For the next four weeks, I'm going to be reflecting on the season of Advent in my daily devotions--extending the conversation from the sermons I'm preaching each week on how to: Give More, Spend Less, Worship Fully and Love All. 

On a trip that included a stop in Denmark, I bought an awesome watch made by the Danish company Skagen.  I loved that watch.  It looked cool on my wrist.  I felt like it made me look like a well-travelled, debonair man of the world.  

And then one day someone stole the watch out of my duffle bag at the gym.  I left it in a locker only for a few moments while I was showering, but that's all it took.  My cool Danish watch was gone forever.  I no longer felt debonair.  

We've all had those moments when we've lost our possessions or had them taken from us.  Sometimes it happens in epic fashion.  

I've had some recent conversations with people who lost everything in the floods that rose after the recent hurricanes in Texas.  While they were heartbroken and grieving, most of them shared the same sentiments in the end: "It was just stuff, and stuff can be replaced."  

The Roman emperor and Stoic philosopher Marcus Aurelius stated that we don't really own anything, and that even our lives are held in trust.  

Austin-based author Ryan Holiday applies this notion to more than just possessions when he writes: 

"We may claw and fight and work to own things, but those things can be taken away in a second.
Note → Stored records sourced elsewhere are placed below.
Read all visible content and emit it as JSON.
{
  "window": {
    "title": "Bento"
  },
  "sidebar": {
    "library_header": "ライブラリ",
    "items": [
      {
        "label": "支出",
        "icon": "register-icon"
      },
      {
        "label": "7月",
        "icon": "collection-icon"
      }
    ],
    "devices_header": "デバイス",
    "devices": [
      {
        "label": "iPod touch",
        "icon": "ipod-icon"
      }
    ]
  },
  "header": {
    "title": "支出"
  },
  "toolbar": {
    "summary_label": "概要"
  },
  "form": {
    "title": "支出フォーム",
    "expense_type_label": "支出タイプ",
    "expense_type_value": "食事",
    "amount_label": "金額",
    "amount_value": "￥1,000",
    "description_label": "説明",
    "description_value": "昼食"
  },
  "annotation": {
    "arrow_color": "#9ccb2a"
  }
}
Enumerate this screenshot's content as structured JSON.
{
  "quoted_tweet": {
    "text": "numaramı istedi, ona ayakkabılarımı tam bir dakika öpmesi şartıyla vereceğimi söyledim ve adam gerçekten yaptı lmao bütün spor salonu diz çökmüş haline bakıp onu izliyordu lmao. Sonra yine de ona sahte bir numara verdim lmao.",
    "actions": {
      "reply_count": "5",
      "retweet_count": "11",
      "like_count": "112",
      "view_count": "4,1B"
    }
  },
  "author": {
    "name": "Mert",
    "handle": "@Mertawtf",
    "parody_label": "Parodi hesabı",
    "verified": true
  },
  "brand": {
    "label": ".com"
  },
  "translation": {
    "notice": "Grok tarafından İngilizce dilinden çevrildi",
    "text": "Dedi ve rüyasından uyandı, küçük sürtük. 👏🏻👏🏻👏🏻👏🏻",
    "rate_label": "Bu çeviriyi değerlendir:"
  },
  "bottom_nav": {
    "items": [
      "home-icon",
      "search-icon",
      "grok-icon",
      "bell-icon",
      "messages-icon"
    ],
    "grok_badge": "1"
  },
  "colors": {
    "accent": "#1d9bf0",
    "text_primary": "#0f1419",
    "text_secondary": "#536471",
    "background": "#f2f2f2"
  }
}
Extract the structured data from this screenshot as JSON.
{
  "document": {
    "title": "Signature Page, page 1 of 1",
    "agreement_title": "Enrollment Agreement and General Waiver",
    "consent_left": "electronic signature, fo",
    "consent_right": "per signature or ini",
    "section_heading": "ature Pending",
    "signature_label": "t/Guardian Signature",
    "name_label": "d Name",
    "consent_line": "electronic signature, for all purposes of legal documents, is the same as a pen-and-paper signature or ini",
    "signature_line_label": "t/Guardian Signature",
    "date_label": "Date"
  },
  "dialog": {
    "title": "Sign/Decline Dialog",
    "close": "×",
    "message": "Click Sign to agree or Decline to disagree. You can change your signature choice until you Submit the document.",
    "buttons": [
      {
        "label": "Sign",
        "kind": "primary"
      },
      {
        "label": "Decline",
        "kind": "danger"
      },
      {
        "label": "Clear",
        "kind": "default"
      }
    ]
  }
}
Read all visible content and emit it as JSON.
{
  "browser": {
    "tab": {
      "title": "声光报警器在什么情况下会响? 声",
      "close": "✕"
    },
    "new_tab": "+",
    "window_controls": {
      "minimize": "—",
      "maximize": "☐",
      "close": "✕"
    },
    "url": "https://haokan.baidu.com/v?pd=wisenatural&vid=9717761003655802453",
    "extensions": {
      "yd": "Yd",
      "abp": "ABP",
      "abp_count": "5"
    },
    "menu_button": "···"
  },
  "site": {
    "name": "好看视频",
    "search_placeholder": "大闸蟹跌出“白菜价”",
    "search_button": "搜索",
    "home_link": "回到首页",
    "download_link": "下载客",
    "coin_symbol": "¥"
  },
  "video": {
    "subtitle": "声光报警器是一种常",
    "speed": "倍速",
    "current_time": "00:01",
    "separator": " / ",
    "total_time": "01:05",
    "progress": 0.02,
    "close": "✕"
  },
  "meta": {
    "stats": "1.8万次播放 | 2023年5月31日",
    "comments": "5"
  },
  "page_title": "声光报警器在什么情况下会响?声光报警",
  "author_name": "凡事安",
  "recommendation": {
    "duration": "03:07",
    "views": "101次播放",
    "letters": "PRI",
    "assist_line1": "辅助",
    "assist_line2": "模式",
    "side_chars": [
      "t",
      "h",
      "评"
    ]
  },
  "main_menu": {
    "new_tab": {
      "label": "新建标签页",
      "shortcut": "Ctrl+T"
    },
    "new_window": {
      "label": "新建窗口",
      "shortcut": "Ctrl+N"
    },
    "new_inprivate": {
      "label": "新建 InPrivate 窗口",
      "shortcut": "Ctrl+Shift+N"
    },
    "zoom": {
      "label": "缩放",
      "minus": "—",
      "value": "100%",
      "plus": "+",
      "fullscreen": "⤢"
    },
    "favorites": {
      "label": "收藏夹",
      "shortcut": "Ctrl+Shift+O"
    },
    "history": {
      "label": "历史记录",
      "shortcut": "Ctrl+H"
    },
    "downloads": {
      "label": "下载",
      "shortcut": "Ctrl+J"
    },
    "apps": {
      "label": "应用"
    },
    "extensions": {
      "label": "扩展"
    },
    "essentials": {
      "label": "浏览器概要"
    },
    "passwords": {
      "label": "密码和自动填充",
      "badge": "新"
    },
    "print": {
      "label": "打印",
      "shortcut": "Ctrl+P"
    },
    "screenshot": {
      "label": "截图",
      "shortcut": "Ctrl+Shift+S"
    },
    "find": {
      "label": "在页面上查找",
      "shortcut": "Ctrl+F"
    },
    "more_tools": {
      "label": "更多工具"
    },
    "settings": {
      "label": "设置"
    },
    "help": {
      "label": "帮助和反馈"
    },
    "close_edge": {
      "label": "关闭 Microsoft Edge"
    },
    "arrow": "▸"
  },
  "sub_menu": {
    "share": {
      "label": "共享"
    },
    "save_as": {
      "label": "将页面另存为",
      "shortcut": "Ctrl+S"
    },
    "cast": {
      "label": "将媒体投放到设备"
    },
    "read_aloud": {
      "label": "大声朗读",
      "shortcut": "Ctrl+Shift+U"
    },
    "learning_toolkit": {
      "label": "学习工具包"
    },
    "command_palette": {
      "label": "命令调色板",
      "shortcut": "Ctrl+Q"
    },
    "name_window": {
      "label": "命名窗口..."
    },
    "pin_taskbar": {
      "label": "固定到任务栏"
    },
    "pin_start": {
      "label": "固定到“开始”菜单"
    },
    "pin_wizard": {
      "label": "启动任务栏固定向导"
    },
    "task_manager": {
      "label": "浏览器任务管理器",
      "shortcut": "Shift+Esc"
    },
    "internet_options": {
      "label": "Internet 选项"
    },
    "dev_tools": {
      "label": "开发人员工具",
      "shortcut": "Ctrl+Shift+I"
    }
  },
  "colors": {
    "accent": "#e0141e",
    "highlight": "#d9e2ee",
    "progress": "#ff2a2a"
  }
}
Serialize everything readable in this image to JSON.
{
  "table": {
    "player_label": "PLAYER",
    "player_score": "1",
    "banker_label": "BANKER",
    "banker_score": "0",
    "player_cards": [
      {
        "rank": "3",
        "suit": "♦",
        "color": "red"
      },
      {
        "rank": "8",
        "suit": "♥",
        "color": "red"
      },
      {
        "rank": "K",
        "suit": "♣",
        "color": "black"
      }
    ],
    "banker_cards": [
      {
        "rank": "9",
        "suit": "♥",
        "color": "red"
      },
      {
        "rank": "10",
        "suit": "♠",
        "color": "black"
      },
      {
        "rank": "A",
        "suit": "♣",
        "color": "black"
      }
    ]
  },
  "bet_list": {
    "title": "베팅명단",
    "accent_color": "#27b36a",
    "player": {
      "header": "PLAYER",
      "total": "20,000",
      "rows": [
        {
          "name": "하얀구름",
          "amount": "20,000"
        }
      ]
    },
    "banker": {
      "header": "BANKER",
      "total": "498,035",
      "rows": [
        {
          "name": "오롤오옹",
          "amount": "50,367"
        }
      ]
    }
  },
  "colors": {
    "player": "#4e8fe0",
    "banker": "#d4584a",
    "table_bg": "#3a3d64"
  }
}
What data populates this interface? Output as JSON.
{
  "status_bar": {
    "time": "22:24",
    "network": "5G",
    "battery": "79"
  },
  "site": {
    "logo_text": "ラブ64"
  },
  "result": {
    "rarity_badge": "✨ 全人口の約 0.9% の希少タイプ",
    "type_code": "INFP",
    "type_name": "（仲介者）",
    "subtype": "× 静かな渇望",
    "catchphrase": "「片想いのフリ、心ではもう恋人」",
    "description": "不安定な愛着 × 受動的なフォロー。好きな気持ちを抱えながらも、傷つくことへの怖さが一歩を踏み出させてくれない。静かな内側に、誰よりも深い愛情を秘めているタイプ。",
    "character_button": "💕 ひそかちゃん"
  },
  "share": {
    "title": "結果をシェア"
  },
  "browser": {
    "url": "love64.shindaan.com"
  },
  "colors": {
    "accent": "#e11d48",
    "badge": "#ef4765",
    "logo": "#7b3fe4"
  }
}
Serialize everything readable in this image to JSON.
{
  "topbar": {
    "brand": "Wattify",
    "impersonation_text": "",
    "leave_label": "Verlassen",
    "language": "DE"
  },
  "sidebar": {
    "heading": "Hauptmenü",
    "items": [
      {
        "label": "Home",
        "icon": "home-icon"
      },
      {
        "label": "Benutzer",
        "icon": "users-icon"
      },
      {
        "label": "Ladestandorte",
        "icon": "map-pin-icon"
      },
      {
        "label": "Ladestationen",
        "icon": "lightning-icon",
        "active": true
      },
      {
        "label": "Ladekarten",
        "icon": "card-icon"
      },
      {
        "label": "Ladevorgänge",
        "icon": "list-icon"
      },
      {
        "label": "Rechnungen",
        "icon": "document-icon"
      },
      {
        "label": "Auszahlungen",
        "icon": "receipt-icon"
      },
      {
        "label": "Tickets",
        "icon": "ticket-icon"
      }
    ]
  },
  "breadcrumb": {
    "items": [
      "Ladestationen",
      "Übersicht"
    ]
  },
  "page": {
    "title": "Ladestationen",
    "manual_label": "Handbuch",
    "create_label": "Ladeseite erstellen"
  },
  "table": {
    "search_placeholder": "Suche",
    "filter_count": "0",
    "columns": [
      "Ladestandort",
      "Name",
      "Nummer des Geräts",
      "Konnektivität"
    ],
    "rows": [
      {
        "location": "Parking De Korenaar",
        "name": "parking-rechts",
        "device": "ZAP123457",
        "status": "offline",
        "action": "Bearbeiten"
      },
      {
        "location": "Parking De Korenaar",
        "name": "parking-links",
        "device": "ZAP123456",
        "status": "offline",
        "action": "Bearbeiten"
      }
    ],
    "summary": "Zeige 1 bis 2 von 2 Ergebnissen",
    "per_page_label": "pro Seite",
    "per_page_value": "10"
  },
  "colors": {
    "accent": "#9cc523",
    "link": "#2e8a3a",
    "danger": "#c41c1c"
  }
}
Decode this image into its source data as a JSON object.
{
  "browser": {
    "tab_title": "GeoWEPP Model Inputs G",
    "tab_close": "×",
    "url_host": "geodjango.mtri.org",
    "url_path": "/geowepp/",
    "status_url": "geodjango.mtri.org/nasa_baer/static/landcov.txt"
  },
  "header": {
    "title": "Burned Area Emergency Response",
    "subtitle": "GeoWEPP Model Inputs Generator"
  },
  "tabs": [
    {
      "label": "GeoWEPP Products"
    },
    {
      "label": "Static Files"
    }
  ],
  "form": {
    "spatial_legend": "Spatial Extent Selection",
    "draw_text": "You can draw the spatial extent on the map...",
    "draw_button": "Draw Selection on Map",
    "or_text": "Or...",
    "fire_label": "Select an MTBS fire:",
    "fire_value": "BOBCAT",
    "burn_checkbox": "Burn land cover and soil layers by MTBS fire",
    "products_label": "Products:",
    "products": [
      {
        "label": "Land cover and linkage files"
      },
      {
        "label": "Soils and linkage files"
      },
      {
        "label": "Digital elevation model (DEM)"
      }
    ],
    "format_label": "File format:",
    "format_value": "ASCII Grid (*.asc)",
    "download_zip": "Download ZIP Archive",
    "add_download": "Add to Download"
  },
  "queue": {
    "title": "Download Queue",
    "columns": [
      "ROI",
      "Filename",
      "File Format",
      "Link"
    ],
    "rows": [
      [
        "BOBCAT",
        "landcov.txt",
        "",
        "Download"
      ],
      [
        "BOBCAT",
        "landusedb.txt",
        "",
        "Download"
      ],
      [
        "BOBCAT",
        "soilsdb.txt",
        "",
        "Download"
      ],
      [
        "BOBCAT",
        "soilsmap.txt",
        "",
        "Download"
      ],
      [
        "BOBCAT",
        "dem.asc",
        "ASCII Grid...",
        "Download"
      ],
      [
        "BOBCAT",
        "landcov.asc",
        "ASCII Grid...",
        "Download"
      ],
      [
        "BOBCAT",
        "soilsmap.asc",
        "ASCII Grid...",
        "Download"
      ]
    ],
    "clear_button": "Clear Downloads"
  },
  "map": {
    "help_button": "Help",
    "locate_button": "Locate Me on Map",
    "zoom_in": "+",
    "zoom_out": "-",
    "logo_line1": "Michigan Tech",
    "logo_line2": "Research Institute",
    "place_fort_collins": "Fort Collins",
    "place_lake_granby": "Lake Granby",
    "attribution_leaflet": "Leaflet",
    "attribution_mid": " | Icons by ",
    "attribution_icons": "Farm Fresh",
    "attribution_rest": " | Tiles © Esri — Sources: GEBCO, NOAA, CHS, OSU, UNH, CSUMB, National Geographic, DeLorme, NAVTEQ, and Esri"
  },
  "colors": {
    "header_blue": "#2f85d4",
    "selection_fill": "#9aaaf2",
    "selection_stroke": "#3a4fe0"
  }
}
The same goes for other things we like to think are 'ours' but are equally precarious: our status, our physical health or strength, our relationships."

Jesus urged his followers not to spend all of their time, energies and resources solely for the purpose of collecting things that would not last beyond this life.  Instead, he challenged them to devote themselves to eternal work---peace, justice, healing, joy and love.  

"When you seek the kingdom of God first," he essentially told them, "all of the other stuff works itself out."

May you do good work for the kingdom of God today--work that will result in eternal results.  May you find ways to give more of yourself and what you have to demonstrate the peace of God everywhere you go.  

And may the grace and peace of our Lord Jesus Christ be with you now and always. Amen.